Seahawks 2020 Projection: 12-4, 1st place NFC West
Seahawks 2020 Betting Preview
Unlike throwing the ball at the one-yard line when you have prime Marshawn Lynch in the backfield, these futures bets on the Seahawks will be winning decisions.
- Seahawks OVER 9.5 Wins — (+110) at DraftKings Sportsbook
Since Russell Wilson became the starting quarterback of the Seahawks, Seattle has only failed to reach 10 wins a single time, and that came with Blair Walsh as their kicker. If the Seahawks can avoid another major injury outbreak, their favorable schedule and talented roster will be enough to get the Seahawks over this number yet again. This is one of our favorite win total bets of the season.
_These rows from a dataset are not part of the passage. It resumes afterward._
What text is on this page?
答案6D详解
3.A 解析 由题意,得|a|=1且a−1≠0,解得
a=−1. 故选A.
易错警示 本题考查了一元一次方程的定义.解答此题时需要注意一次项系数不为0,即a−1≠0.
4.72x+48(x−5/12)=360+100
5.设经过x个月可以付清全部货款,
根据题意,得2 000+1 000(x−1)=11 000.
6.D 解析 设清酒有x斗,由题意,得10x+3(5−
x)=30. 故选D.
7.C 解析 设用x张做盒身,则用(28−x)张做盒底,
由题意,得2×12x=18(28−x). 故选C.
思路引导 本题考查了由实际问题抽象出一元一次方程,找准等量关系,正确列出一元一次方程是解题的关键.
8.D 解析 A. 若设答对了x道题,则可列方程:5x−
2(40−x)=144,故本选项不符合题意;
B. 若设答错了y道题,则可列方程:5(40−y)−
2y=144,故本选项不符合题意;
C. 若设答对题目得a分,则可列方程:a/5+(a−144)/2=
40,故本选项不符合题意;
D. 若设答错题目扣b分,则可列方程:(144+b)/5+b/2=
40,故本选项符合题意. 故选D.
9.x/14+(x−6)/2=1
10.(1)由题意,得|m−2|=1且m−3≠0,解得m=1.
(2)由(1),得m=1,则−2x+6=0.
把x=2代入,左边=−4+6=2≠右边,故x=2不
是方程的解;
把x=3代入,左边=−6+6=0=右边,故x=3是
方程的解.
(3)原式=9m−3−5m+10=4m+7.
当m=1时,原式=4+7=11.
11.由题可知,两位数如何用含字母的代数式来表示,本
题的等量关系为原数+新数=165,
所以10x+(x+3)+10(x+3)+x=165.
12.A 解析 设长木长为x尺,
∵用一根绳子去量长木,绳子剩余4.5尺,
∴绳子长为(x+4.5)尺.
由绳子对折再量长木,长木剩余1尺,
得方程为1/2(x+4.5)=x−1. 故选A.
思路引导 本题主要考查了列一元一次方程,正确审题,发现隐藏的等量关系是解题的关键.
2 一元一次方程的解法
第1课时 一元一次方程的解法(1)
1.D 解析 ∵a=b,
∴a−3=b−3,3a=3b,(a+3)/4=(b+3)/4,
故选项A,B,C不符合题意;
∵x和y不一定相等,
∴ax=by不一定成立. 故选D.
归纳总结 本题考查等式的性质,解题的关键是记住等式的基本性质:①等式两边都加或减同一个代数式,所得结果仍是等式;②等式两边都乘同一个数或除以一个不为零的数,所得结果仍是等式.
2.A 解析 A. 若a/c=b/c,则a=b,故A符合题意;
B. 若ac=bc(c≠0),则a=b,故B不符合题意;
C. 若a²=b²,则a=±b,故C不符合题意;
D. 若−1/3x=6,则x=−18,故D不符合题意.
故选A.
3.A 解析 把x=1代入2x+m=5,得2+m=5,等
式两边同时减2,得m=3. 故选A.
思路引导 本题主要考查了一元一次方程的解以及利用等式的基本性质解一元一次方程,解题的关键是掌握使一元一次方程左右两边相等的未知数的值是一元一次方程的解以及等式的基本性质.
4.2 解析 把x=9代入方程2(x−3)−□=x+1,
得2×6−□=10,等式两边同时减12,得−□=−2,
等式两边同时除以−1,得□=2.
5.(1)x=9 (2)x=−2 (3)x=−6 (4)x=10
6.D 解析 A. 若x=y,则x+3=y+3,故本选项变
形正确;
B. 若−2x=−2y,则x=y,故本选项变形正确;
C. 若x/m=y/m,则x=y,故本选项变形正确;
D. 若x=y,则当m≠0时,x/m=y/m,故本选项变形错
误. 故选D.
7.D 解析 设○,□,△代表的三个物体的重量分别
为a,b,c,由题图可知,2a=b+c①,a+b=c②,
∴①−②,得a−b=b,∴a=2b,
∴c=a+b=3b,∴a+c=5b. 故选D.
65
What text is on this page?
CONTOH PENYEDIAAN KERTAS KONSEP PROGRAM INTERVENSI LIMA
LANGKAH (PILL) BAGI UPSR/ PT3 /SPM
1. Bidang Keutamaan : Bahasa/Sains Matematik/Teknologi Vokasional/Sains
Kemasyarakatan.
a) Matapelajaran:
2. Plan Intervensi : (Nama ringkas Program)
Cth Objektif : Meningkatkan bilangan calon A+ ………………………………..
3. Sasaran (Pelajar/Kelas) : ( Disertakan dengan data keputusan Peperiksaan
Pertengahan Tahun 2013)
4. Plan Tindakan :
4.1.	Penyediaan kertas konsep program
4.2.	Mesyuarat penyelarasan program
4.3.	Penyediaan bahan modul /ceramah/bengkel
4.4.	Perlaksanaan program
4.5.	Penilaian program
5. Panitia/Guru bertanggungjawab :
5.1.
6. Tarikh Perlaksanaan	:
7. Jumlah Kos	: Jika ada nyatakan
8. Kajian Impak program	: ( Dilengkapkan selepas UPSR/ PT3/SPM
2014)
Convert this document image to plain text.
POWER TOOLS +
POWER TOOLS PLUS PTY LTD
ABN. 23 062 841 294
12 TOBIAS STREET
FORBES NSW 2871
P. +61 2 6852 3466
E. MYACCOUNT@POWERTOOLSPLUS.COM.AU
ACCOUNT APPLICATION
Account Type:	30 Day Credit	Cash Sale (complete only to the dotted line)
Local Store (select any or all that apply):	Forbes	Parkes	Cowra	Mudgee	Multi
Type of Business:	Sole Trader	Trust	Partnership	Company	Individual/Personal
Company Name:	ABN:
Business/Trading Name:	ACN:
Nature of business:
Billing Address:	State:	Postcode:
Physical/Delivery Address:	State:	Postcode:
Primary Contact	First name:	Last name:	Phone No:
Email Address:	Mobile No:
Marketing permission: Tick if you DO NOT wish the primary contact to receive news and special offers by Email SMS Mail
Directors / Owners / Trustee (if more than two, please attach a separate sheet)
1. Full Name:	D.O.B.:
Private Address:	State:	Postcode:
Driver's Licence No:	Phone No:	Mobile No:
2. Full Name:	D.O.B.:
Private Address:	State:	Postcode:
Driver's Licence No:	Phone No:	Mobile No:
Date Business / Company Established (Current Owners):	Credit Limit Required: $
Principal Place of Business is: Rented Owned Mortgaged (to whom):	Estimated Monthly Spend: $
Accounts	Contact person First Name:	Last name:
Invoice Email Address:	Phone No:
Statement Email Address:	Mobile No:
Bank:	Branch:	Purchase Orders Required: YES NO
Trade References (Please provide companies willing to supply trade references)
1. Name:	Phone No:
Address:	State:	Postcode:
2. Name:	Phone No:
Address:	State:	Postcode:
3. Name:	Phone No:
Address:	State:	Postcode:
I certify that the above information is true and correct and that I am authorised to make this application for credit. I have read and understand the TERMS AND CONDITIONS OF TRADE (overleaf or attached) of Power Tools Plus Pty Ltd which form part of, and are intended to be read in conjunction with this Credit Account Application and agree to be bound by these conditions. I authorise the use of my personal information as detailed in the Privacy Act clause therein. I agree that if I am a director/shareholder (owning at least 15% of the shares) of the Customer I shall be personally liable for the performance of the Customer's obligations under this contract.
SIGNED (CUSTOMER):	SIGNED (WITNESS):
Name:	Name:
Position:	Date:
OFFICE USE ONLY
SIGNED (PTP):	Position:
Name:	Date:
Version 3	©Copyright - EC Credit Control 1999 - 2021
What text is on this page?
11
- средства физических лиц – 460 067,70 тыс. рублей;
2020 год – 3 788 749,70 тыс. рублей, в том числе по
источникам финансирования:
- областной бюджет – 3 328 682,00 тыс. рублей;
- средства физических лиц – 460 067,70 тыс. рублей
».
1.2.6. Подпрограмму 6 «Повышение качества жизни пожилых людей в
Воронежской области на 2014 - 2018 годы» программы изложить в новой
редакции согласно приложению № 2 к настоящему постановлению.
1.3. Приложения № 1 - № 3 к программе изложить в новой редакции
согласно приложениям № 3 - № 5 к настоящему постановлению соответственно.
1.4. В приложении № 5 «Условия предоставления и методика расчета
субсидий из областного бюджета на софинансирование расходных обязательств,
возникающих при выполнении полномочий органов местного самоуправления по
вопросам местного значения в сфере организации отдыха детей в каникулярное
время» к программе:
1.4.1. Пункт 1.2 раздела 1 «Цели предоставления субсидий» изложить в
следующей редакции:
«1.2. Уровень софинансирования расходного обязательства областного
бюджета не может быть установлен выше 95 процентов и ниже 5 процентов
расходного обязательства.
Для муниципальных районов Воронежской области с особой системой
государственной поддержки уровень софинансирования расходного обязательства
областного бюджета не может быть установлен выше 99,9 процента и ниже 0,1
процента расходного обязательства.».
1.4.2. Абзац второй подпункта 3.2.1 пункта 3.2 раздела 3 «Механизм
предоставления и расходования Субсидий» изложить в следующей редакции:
- Seahawks to Win NFC West — (+220) at DraftKings Sportsbook
While the 49ers are the favorites to win the NFC West, and justifiably so, we are going to take the Seahawks to win the division this season. The 49ers have the dreaded Super Bowl losers hex placed upon them and are already running into a lot of early injury issues at key positions. Just a slight stumble out of the gate by the Niners could ultimately be the deciding difference in who ultimately wins the NFC West, and we think Seattle returns to the top of a loaded division in 2020. The +220 price makes this bet that much sweeter.
- Russell Wilson to Win NFL MVP — (+800) at DraftKings Sportsbook
The only member of the Pete Carroll Seahawks to get a vote for MVP? Bobby Wagner. Yes, that’s right, Russell Wilson has never received a single MVP vote. Wilson has been the favorite to win MVP for good stretches of the 2018 and 2019 seasons, and at +800 with a potentially loaded Seahawks roster, we’re going to take a stab at Wilson finally getting some love in the MVP race.
- Seahawks to Win Super Bowl 55 — (+2000) at DraftKings Sportsbook
Our second of three Super Bowl futures bets will be placed on the Seattle Seahawks at 20-1. Again, this hinges on their ability to have a cohesive offensive line and an improved pass-rush. If they can get that, they have everything else a would-be Super Bowl contender would need.